Absorption spectrum of FAD (rPL) and ε-FAD (ε-PL) reconstituted photolyase. The spectra were taken in buffer Apo-A (which includes 1.7 m ammonium sulfate) and normalized to 11 200 m⁻¹ cm⁻¹ at 444 nm. The flavin vibronic features are clearly seen in the S₀→S₂ band around 444 nm. Inset: The S₀→S_1,2 bands of ε-PL show a small degree of broadening compared to the rPL spectrum. This suggests that the modified cofactor is not as rigidly bound as the FAD.

Figure 4.

The fraction of repaired T₅ substrate with irradiation time for rPL and ε-PL. The error bars represent the standard error from the mean derived from three replicates. The repair yield of ε-PL is about 15% higher than rPL.

Figure 5.

Plots of integrated fluorescence emission vs. protein concentration against a fixed concentration of substrate (250 nm). Protein emission sans substrate was subtracted at each concentration point. The emission data were then integrated from 359 to 387 nm to exclude emission from the ε-Ade chromophore. K_A for rPL was (3.9 ± 1.4) × 10⁶ m⁻¹ and that for ε-PL was (4.0 ± 1.5) × 10⁶ m⁻¹, as obtained from a fit to a hyperbolic function (solid lines).

Figure 6.

Left.
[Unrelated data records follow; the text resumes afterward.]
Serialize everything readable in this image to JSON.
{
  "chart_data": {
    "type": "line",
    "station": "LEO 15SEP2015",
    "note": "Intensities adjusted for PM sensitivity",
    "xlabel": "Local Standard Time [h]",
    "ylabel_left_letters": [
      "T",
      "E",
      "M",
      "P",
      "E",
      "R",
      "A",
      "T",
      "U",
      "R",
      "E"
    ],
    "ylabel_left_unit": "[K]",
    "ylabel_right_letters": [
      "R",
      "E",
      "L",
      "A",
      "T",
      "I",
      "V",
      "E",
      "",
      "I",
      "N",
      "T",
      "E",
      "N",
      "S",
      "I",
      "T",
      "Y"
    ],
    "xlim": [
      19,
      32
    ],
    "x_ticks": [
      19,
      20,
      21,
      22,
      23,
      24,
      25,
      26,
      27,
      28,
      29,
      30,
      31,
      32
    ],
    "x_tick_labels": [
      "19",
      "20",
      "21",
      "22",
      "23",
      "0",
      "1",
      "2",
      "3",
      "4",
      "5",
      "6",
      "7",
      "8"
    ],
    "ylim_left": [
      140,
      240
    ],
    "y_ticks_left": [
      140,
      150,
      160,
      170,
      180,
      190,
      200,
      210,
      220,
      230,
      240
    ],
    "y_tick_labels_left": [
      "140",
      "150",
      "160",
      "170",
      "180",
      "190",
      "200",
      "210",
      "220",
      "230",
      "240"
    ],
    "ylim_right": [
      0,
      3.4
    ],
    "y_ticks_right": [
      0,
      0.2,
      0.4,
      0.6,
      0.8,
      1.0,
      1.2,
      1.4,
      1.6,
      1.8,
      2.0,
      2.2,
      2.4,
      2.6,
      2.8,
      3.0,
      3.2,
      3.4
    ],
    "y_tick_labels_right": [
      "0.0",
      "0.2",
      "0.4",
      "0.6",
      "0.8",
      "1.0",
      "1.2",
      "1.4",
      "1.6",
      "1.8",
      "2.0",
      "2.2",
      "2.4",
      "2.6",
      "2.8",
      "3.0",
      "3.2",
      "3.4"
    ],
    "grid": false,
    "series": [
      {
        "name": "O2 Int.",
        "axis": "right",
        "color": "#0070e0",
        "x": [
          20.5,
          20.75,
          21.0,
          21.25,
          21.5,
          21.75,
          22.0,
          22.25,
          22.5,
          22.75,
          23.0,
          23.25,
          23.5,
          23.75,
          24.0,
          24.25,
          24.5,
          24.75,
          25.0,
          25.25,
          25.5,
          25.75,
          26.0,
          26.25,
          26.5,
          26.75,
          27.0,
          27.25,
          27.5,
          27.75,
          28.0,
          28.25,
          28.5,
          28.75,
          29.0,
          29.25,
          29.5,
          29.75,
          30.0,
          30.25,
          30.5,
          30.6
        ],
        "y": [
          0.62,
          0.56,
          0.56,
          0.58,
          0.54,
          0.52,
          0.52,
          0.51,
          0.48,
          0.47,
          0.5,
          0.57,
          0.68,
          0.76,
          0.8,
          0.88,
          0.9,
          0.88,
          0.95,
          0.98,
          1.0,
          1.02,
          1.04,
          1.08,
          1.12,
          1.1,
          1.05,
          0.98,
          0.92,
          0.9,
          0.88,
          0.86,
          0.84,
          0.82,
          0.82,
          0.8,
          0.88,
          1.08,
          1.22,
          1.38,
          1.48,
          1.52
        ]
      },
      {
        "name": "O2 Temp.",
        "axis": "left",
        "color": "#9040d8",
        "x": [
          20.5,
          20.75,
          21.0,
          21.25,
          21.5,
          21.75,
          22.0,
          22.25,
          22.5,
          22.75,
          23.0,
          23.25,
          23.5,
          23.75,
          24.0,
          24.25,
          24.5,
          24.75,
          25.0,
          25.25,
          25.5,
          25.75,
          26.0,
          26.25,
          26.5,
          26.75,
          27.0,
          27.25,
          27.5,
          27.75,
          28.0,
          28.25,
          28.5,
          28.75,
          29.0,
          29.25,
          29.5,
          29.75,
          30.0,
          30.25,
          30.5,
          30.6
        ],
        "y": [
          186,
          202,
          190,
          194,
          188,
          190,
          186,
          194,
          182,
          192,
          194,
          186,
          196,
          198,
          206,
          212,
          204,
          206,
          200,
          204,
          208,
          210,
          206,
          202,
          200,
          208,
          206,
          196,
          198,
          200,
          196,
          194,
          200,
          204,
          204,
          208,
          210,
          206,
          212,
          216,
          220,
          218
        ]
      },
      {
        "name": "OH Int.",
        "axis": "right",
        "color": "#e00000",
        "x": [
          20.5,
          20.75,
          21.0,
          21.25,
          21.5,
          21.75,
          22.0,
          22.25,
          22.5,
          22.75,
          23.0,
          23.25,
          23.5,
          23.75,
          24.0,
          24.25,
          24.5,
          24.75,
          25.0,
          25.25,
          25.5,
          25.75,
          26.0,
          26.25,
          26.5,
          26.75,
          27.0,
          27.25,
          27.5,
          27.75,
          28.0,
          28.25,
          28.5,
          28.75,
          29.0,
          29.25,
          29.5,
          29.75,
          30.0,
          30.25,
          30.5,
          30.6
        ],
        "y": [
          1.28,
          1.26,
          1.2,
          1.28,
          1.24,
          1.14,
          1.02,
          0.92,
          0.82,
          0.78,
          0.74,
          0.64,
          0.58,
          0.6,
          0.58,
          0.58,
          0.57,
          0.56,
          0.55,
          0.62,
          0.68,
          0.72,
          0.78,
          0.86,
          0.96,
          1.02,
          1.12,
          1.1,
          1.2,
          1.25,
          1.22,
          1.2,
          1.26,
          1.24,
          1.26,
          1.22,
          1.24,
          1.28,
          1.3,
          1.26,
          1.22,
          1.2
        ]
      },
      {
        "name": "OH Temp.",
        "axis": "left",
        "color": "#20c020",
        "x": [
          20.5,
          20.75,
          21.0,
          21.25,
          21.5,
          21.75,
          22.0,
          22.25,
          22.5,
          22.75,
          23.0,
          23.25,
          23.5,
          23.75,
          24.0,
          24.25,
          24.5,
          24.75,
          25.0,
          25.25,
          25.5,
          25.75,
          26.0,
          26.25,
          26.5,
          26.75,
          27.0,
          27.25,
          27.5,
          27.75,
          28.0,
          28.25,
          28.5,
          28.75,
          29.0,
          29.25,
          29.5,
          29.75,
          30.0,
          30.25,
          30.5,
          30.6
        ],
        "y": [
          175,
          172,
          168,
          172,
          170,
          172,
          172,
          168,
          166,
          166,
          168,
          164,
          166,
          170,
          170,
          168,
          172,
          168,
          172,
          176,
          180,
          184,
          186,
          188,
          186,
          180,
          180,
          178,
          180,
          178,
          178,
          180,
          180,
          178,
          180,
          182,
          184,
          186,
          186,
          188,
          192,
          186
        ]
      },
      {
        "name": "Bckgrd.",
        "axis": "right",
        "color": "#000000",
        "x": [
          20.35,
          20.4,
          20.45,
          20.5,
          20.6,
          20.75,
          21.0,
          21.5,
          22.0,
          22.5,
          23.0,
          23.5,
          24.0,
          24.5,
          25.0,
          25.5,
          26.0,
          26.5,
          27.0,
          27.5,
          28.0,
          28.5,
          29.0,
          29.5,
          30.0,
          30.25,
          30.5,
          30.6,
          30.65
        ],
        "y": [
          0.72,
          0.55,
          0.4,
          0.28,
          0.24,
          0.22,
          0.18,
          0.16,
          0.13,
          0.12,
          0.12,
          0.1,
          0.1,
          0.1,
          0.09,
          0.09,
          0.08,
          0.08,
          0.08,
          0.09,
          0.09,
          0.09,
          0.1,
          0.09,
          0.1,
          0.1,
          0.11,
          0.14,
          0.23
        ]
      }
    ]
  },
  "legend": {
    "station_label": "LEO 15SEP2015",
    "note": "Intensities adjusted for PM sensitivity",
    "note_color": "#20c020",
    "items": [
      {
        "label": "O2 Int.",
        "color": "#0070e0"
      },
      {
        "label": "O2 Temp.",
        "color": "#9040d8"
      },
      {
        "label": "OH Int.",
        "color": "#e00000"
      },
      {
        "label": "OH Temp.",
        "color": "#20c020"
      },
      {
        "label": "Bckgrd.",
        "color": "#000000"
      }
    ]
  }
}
Cartoon of ε-FAD structure inside of apo-PL constructed using Chimera (UCSF (75)). Water molecules that are no longer hydrogen bonded to adenine are shown in yellow and are probably lost due to steric clashes from the ε-Ade group. Right: Chimera cartoon of how the ε-Ade group eliminates important contacts with the CPD, while increasing orbital overlap with the flavin ring.

Scheme 1.

Structures of FAD and etheno-FAD (ε-FAD), showing the differences in the adenine and ε-Ade structures. Numbering of the adenines is based on the purine system (77).